The wet weather, elevated temperature and high humidity are ideal environmental conditions for ergot growth in Tennessee pastures.
Cattle experiencing ergot poisoning appear to be “hot” and will seek shade or water to stand in. Other symptoms include rapid breathing, sloughing of the tail and switches and tips of the ears and reduced performance. The poisons constrict the blood vessels, increasing respiration, raising body temperature and limiting blood flow to the extremities.
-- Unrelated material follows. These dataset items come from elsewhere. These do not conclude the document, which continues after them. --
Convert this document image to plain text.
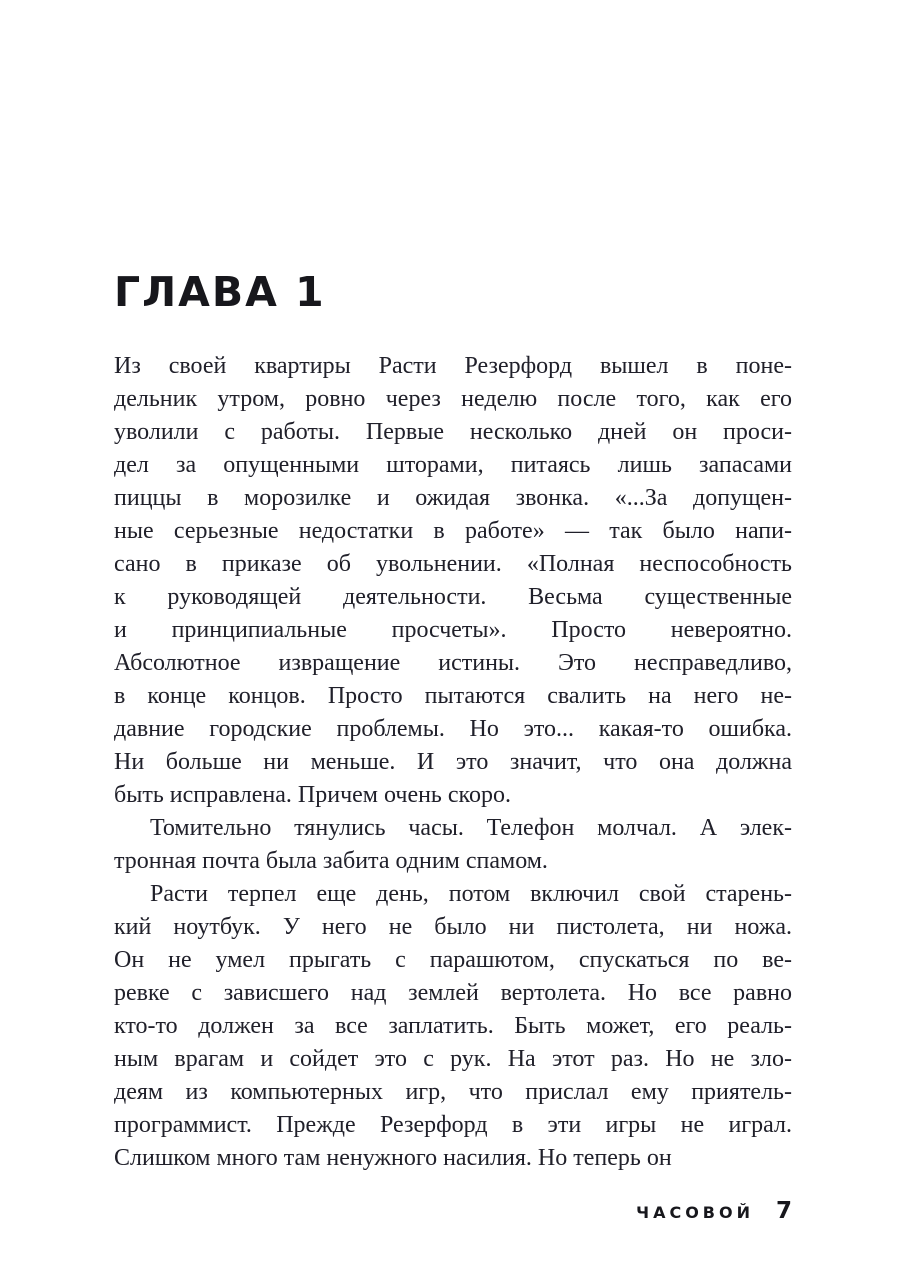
ГЛАВА 1
Из своей квартиры Расти Резерфорд вышел в поне-
дельник утром, ровно через неделю после того, как его
уволили с работы. Первые несколько дней он проси-
дел за опущенными шторами, питаясь лишь запасами
пиццы в морозилке и ожидая звонка. «...За допущен-
ные серьезные недостатки в работе» — так было напи-
сано в приказе об увольнении. «Полная неспособность
к руководящей деятельности. Весьма существенные
и принципиальные просчеты». Просто невероятно.
Абсолютное извращение истины. Это несправедливо,
в конце концов. Просто пытаются свалить на него не-
давние городские проблемы. Но это... какая-то ошибка.
Ни больше ни меньше. И это значит, что она должна
быть исправлена. Причем очень скоро.
Томительно тянулись часы. Телефон молчал. А элек-
тронная почта была забита одним спамом.
Расти терпел еще день, потом включил свой старень-
кий ноутбук. У него не было ни пистолета, ни ножа.
Он не умел прыгать с парашютом, спускаться по ве-
ревке с зависшего над землей вертолета. Но все равно
кто-то должен за все заплатить. Быть может, его реаль-
ным врагам и сойдет это с рук. На этот раз. Но не зло-
деям из компьютерных игр, что прислал ему приятель-
программист. Прежде Резерфорд в эти игры не играл.
Слишком много там ненужного насилия. Но теперь он
ЧАСОВОЙ 7
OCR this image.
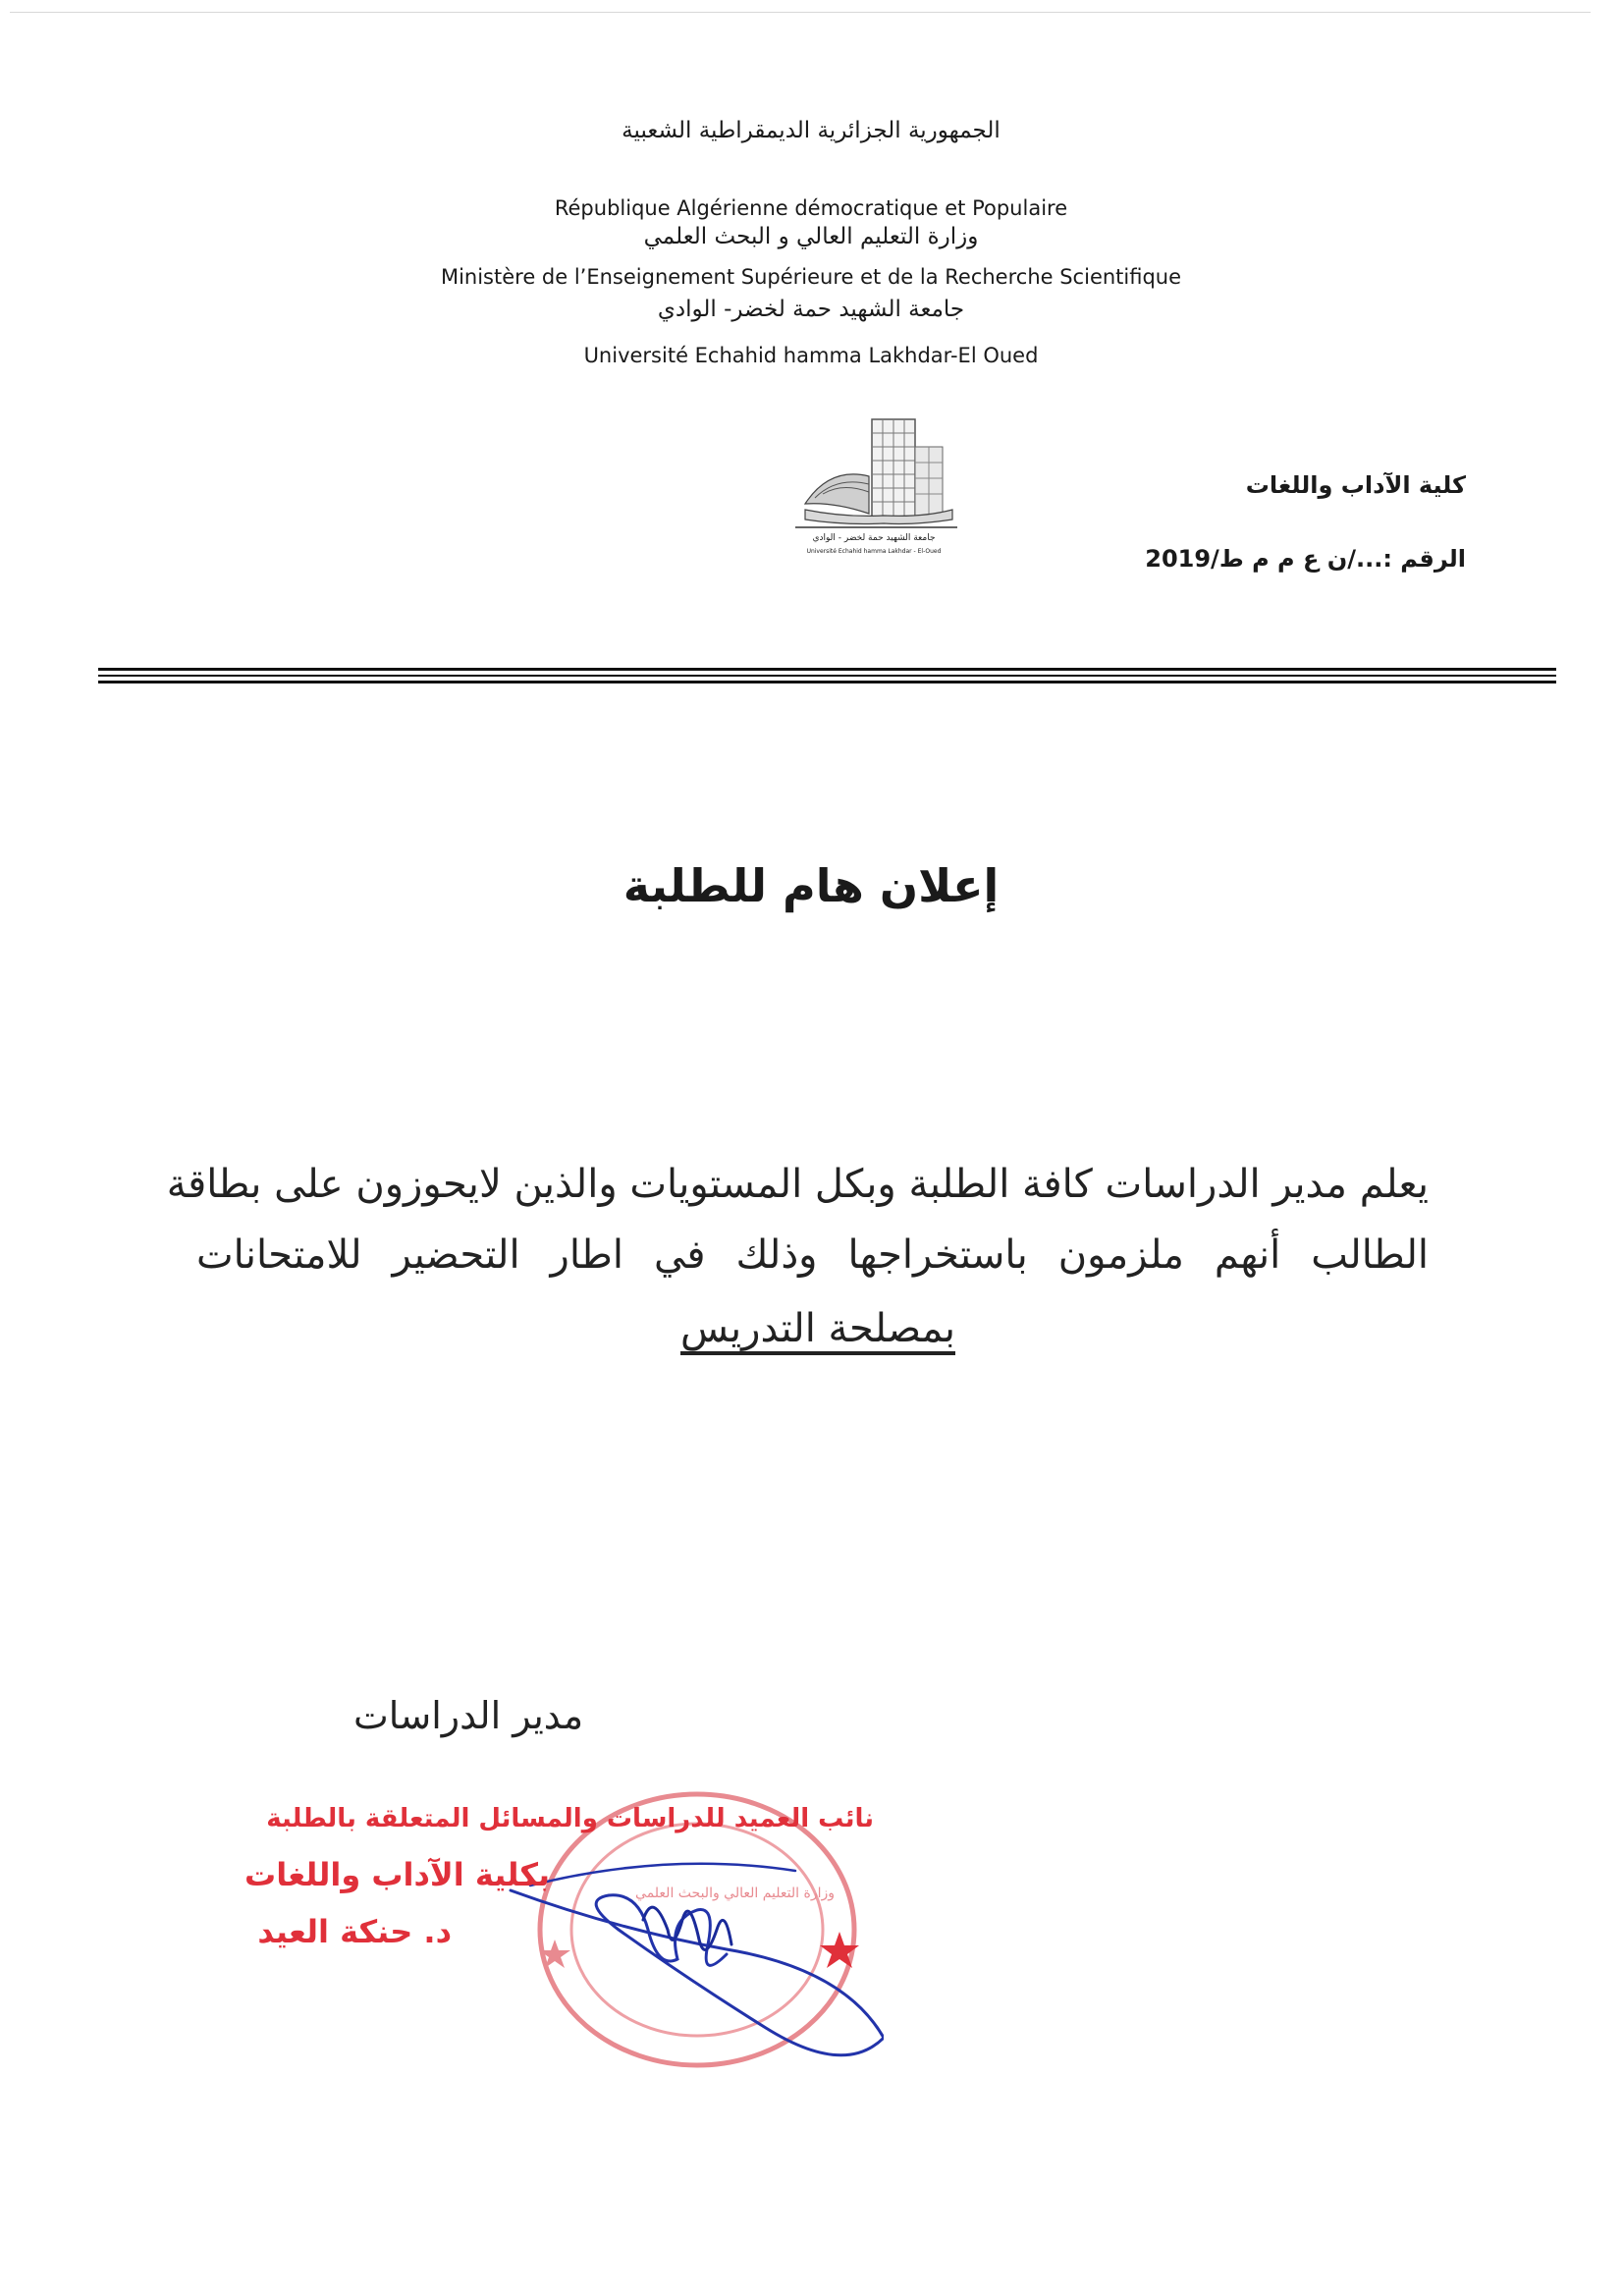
الجمهورية الجزائرية الديمقراطية الشعبية
République Algérienne démocratique et Populaire
وزارة التعليم العالي و البحث العلمي
Ministère de l’Enseignement Supérieure et de la Recherche Scientifique
جامعة الشهيد حمة لخضر- الوادي
Université Echahid hamma Lakhdar-El Oued
جامعة الشهيد حمة لخضر - الوادي
Université Echahid hamma Lakhdar - El-Oued
كلية الآداب واللغات
الرقم :.../ن ع م م ط/2019
إعلان هام للطلبة
يعلم مدير الدراسات كافة الطلبة وبكل المستويات والذين لايحوزون على بطاقة
الطالب أنهم ملزمون باستخراجها وذلك في اطار التحضير للامتحانات
بمصلحة التدريس
مدير الدراسات
وزارة التعليم العالي والبحث العلمي
نائب العميد للدراسات والمسائل المتعلقة بالطلبة
بكلية الآداب واللغات
د. حنكة العيد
These symptoms are similar to fescue toxicity. Grasses that are candidates for infection include common grasses such as Dallas and fescue. Ergot in the plant looks like “rat” droppings and are easily seen in the seed heads.
Cattle producers are encouraged to check their pastures for ergot. A sure indication of ergot being present is if your “khakis” become black and dusty as you walk through the pasture: ergot is on the forage.
What can be done to reduce the effects of ergot toxicity? Probably the first step would be to remove cattle from infected fields. One big item is to “bush hog” the field and hope that it will be followed by a good rain. An even more basic practice is to carry out pasture management practices that reduce the incidence of heads in the forage. Close grazing or clipping would also aid in improving the quality of the forage.
Hay should be checked for ergot infestation. Diluting the cattle rations with other feeds will reduce the ergot effect. This would be difficult to determine and it is not recommended due to the unknown level of infestation. Hay that has been stored for a year or more will still have more than half of the original infestation.